L’impact de la fermeture du détroit d’Ormuz sur la sécurité alimentaire au Japon
La fermeture effective du détroit d’Ormuz suscite des inquiétudes croissantes au Japon concernant la sécurité alimentaire. Les agriculteurs font face à une augmentation des coûts des engrais importés, alors que le pays subit des perturbations sévères dans ses chaînes d’approvisionnement.

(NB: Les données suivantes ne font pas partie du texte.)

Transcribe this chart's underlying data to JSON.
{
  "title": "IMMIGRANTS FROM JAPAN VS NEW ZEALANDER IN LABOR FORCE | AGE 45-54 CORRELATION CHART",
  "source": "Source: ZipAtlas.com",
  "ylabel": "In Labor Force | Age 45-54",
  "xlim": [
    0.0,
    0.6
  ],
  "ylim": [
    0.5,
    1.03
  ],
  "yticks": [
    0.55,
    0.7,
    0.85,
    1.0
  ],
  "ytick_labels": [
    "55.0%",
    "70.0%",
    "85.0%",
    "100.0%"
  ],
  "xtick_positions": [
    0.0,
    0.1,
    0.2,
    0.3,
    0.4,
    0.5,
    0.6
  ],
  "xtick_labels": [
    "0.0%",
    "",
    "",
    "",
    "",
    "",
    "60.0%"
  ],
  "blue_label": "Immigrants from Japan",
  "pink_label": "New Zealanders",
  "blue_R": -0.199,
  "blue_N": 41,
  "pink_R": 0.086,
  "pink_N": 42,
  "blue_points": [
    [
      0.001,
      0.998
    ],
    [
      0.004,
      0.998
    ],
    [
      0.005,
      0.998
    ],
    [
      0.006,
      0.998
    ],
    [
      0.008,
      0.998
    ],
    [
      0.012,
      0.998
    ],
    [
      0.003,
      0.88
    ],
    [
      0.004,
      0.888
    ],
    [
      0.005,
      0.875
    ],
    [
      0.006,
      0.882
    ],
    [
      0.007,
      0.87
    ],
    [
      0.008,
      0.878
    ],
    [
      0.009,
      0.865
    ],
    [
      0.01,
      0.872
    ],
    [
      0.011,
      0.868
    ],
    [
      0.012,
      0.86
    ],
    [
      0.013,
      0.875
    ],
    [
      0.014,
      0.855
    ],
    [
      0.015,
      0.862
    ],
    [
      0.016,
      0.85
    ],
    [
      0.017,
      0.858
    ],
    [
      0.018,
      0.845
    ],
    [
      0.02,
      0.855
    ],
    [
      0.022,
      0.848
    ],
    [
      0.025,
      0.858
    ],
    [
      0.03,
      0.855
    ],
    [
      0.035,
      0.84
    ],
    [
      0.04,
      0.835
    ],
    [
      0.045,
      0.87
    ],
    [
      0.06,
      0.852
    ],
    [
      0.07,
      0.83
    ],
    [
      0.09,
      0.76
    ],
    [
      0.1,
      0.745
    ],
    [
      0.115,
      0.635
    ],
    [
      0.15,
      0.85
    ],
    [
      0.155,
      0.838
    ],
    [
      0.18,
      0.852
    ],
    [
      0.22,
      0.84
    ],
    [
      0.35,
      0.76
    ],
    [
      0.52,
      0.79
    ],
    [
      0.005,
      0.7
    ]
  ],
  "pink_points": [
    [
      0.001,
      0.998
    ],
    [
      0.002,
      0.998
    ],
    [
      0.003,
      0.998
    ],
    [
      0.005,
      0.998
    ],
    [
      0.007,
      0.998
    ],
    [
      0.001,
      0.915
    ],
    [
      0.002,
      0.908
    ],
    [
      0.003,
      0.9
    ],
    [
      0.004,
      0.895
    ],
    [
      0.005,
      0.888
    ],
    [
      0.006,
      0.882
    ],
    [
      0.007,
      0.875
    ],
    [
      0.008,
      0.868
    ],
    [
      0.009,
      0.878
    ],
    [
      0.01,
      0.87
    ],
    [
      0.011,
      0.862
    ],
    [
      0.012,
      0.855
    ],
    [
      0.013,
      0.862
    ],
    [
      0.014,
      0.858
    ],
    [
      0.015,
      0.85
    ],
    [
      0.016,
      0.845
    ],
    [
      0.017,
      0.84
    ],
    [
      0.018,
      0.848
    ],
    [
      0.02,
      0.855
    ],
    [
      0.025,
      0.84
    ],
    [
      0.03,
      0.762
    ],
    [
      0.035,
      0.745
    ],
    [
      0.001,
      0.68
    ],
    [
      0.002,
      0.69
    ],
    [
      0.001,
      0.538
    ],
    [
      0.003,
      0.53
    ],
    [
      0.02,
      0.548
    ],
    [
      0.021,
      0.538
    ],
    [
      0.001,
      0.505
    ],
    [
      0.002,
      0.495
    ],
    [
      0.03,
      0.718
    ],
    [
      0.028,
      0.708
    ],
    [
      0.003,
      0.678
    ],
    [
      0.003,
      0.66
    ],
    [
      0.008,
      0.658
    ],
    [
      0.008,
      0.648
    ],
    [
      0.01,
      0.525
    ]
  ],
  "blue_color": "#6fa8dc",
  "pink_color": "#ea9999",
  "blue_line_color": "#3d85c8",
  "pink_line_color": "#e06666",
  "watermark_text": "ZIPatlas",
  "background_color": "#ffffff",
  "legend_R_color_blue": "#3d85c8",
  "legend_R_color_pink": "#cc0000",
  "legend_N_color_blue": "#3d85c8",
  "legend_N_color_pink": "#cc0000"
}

Perturbations des approvisionnements en engrais
Des experts signalent que ces troubles affectent les approvisionnements en naphta. Bien que les craintes liées à un manque d’engrais n’aient pas encore provoqué de crise directe sur le marché japonais, des avertissements internationaux concernant un potentiel manque mondial d’engrais ont été émis. En réponse, le gouvernement japonais a décidé de prendre des mesures préventives, telles que le stockage d’engrais et la diversification des sources d’importation.
Dépendance du Japon aux importations
Le Japon dépend presque entièrement des importations pour obtenir les matières premières nécessaires à la production d’engrais chimiques. Voici les principales sources d’importation :
- Urée : 74 % provient de Malaisie
- Phosphate d’ammonium : 72 % provient de Chine
- Chlorure de potassium : 78 % provient du Canada
Contexte géopolitique et maritime
Ces développements surviennent alors que les conséquences de la guerre dans la région continuent d’affecter la navigation dans le détroit d’Ormuz. Ce passage maritime représente une artère vitale pour les approvisionnements en énergie et en matières premières à l’échelle mondiale.
Conclusion
La situation actuelle souligne l’importance de la sécurité alimentaire pour le Japon. Les mesures prises par le gouvernement visent à atténuer les effets des perturbations sur les chaînes d’approvisionnement. La vigilance reste de mise face à l’évolution des conditions géopolitiques et économiques.